USD/CAD has breached the 50 EMA level at 1.3970 and heads towards the next support level which is located at 1.3850.

This level has previously been tested two times and USD/CAD swiftly rebounded after each attempt to get below this level. This time, USD/CAD should have more chances to settle below 1.3850 but I believe that some stabilization closer to this level could be required for a successful test of this major support.

In case USD/CAD manages to get below 1.3850, it will likely gain additional downside momentum and head towards 1.3750.

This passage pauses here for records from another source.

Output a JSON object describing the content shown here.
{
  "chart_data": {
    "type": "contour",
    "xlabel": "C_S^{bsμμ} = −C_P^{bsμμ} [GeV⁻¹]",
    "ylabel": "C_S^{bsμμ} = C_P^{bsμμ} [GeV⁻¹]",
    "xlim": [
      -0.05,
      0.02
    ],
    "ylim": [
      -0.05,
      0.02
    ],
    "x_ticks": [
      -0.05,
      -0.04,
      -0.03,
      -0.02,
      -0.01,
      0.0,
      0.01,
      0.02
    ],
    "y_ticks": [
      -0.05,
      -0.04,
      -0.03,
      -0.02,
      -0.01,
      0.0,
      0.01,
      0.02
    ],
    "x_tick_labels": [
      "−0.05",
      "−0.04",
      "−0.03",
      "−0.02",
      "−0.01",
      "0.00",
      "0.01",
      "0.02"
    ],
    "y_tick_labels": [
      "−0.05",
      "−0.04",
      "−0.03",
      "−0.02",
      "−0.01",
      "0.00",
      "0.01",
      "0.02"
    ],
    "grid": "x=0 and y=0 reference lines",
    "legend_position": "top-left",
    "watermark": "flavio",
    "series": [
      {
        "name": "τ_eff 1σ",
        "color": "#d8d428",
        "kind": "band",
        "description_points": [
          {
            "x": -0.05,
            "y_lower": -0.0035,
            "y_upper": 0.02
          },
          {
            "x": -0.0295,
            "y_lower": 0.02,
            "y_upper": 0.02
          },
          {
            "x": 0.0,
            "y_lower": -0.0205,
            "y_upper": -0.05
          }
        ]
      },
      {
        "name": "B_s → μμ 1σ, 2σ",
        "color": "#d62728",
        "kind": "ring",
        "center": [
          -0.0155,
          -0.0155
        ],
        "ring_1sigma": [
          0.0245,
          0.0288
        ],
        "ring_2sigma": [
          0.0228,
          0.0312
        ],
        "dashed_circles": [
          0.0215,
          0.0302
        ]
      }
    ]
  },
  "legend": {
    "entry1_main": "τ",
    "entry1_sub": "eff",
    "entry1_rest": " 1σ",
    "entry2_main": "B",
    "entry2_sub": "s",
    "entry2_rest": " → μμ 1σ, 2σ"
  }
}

On the upside, the 50 EMA at 1.3970 will likely serve as the first resistance level for USD/CAD. If the pair manages to get above this level, it will have to deal with resistance at the 20 EMA at 1.4040.

The following resistance level is located at 1.4150, at the recent highs, while the ultimate resistance for the pair is at 1.4250. From a big picture point of view, USD/CAD continues to trade in a wide range between 1.3850 and 1.4250. At this point, a downside breakout looks more likely.